Correct, the later model Canon cameras now automatically show only the focus points that are applicable to the lens attached. Very cool feature!
Please, could you help me with your picture style. i m still struggle to get the right one.
What are you struggling with exactly? Send me a sample and I’ll take a look.
Hi some body help me my 5d mark iii camera setup bco’z when iam taking pic too much noise coming with flash using also
What are your settings? Can you post an image?
Mee to same problem
Very useful information. Thanks a lot. Can you share the information if you have more? Appreciate it. I have Canon 5d Mark 3 as well.
I just bought the 5DM3, previously owned a 7D. Since I shoot in RAW most of the time, and use Lightroom6, I would like to duplicate or close, to what was displayed on the camera’s back when I import my shots to LR. Apparently, LR displays the shots way different on what I see in my camera. Do you have an import presets that will closely match Canons? thank you. I think the JPG rendering are different between them but it would be nice if I can match them close. Thank you.

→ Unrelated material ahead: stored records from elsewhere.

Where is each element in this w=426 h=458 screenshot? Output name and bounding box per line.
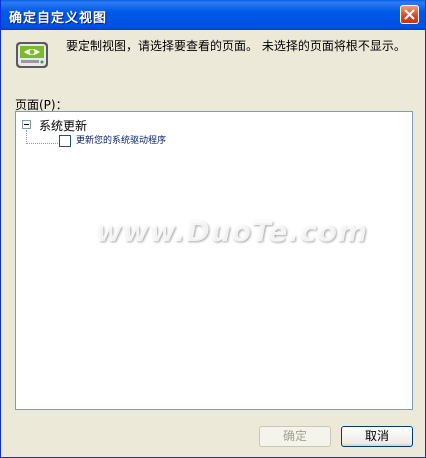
- tree-connector-line: [26, 130, 27, 144]
- collapse-icon[interactable]: [22, 120, 31, 129]
- title-bar[interactable]: 确定自定义视图: [1, 0, 425, 30]
- cancel-button[interactable]: 取消: [341, 426, 413, 447]
- window-title: 确定自定义视图: [9, 11, 108, 26]
- tree-connector-line: [26, 143, 58, 144]
- nvidia-display-icon: [16, 42, 48, 68]
- pages-tree[interactable]: 系统更新 更新您的系统驱动程序: [15, 111, 413, 410]
- tree-item-label: 更新您的系统驱动程序: [76, 136, 167, 146]
- dialog-window: 确定自定义视图 要定制视图，请选择要查看的页面。 未选择的页面将根不显示。 页面…: [0, 0, 426, 458]
- ok-button[interactable]: 确定: [259, 426, 331, 447]
- instruction-text: 要定制视图，请选择要查看的页面。 未选择的页面将根不显示。: [66, 39, 406, 53]
- watermark-text: www.DuoTe.com: [96, 215, 368, 248]
- tree-group-label: 系统更新: [39, 119, 88, 133]
- update-drivers-checkbox[interactable]: [59, 135, 71, 147]
- close-icon: [404, 9, 415, 20]
- close-button[interactable]: [400, 5, 419, 24]
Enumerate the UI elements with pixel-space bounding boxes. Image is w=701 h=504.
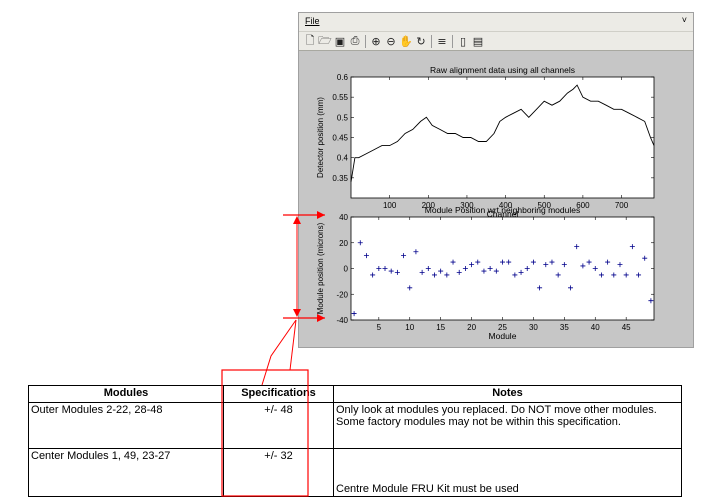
- y-tick-label: 0.5: [337, 113, 349, 122]
- x-tick-label: 700: [615, 201, 629, 210]
- y-tick-label: 20: [339, 239, 348, 248]
- toolbar-separator: [365, 35, 366, 48]
- y-tick-label: 40: [339, 213, 348, 222]
- x-tick-label: 100: [383, 201, 397, 210]
- menu-overflow-arrow-icon[interactable]: ˅: [682, 15, 687, 25]
- connector-line: [261, 319, 297, 386]
- table-header-row: Modules Specifications Notes: [28, 385, 682, 403]
- pan-hand-icon[interactable]: ✋: [399, 34, 413, 48]
- raw-alignment-chart: Raw alignment data using all channelsCha…: [316, 65, 655, 219]
- y-axis-label: Module position (microns): [316, 222, 325, 314]
- x-tick-label: 30: [529, 323, 538, 332]
- module-position-chart: Module Position wrt neighboring modules M…: [316, 205, 655, 341]
- legend-icon[interactable]: ▤: [471, 34, 485, 48]
- toolbar: 🗋 🗁 ▣ ⎙ ⊕ ⊖ ✋ ↻ ≡ ▯ ▤: [299, 31, 693, 51]
- open-folder-icon[interactable]: 🗁: [318, 34, 332, 48]
- menu-bar: File ˅: [299, 13, 693, 31]
- notes-cell: Only look at modules you replaced. Do NO…: [333, 402, 682, 449]
- save-icon[interactable]: ▣: [333, 34, 347, 48]
- header-modules: Modules: [28, 385, 224, 403]
- zoom-out-icon[interactable]: ⊖: [384, 34, 398, 48]
- module-cell: Center Modules 1, 49, 23-27: [28, 448, 224, 497]
- y-tick-label: 0.4: [337, 154, 349, 163]
- spec-cell: +/- 48: [223, 402, 334, 449]
- zoom-in-icon[interactable]: ⊕: [369, 34, 383, 48]
- header-specifications: Specifications: [223, 385, 334, 403]
- table-row: Center Modules 1, 49, 23-27 +/- 32 Centr…: [28, 448, 682, 497]
- rotate-icon[interactable]: ↻: [414, 34, 428, 48]
- y-tick-label: 0.45: [332, 134, 348, 143]
- table-row: Outer Modules 2-22, 28-48 +/- 48 Only lo…: [28, 402, 682, 449]
- y-axis-label: Detector position (mm): [316, 97, 325, 178]
- spec-cell: +/- 32: [223, 448, 334, 497]
- notes-cell: Centre Module FRU Kit must be used: [333, 448, 682, 497]
- x-tick-label: 20: [467, 323, 476, 332]
- x-tick-label: 25: [498, 323, 507, 332]
- y-tick-label: 0: [344, 265, 349, 274]
- y-tick-label: -20: [336, 290, 348, 299]
- specifications-table: Modules Specifications Notes Outer Modul…: [28, 385, 682, 497]
- chart-title: Raw alignment data using all channels: [430, 65, 575, 75]
- module-cell: Outer Modules 2-22, 28-48: [28, 402, 224, 449]
- y-tick-label: 0.55: [332, 93, 348, 102]
- data-cursor-icon[interactable]: ≡: [435, 34, 449, 48]
- toolbar-separator: [452, 35, 453, 48]
- toolbar-separator: [431, 35, 432, 48]
- plot-area: [350, 216, 655, 321]
- colorbar-icon[interactable]: ▯: [456, 34, 470, 48]
- x-tick-label: 15: [436, 323, 445, 332]
- x-tick-label: 40: [591, 323, 600, 332]
- y-tick-label: 0.6: [337, 73, 349, 82]
- print-icon[interactable]: ⎙: [348, 34, 362, 48]
- plot-area: [350, 76, 655, 199]
- chart-title: Module Position wrt neighboring modules: [425, 205, 580, 215]
- connector-line: [289, 319, 297, 371]
- x-tick-label: 5: [377, 323, 382, 332]
- x-tick-label: 45: [622, 323, 631, 332]
- header-notes: Notes: [333, 385, 682, 403]
- menu-file[interactable]: File: [305, 16, 320, 26]
- x-tick-label: 35: [560, 323, 569, 332]
- new-file-icon[interactable]: 🗋: [303, 34, 317, 48]
- y-tick-label: 0.35: [332, 174, 348, 183]
- y-tick-label: -40: [336, 316, 348, 325]
- figure-window: File ˅ 🗋 🗁 ▣ ⎙ ⊕ ⊖ ✋ ↻ ≡ ▯ ▤ Raw alignme…: [298, 12, 694, 348]
- x-axis-label: Module: [489, 331, 517, 341]
- plots-area: Raw alignment data using all channelsCha…: [316, 65, 655, 341]
- x-tick-label: 10: [405, 323, 414, 332]
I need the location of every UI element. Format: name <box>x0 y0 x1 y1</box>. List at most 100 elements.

Andy, the image that is display on the back of your Canon camera regardless shooting raw or JPEG is a result of the image + in-camera post processing (picture style). When shooting JPEG, this will ‘stick’, when shooting RAW, that image is embedded as a smaller thumb inside the RAW file but your RAW image processor (Lightroom, Capture One, etc.) will then takeover during import and apply it’s own picture settings on import. When using Lightroom, to mimic the picture that closely resembles what you saw on the back of your camera, in Develop mode, on the right hand side scroll all the way down to Camera Calibration and change it from “Adobe” to “Camera Standard” or whatever the name of the Canon picture style you used. Usually reds and blues are affected the most. Alternatively, Canon’s DPP will give you an exact 1:1 match with the camera.
Thank you so much for these custom functions.
Would you be willing to share some wedding picture style with me?
Great tips on optimum settings,
No wonder people are still viewing this article and leaving great comments. This is such a great help!!!
some 3 years later and still this is a really useful article – thanks 🙂
Is it possible to get your fashion show settings?
and did you produce one for the cinematic look for stills (16×9 setup)? if so, I would love to see what you have done compared to my settings.
Thanks again for your help
Thanks Phil, much appreciated 🙂
I have looked and looked but cannot find the Min Shutter Speed option in the menus option – can you help?
This article is the best I have seen anywhere thanks.
Thanks Roger! On a 5D mark III, this option should be on the second red shooting menu tab. Reply back if you still need help.
Wow, it’s really helpful, Would you be willing to share your Fashion picture style with me for my fashion blog in the future, please? and how to use shutter speed when is the model walking on the street? 🙂
Hey Nabz, choosing the right shutter speed comes down to what focal length you’re shooting at and (obviously) how fast your model is walking but assuming you’re shooting between 50mm – 70mm, I would usually go with a speed anywhere between 1/125 – 1/250 depending on the model’s movement.
`just me bicus 5d mark three camera hdmi not working plz tha eshu rply
Thanks for this article. I was looking for inspiration to set up my canon camera and I sure found it. I also voted for an tutorial on LR workflow. Looking very much forward to get some new tips in that department.
myson was playing with my canon 1dx and clear my setting. now my lens wont focus i tried using my other len still the auto focus not working need help.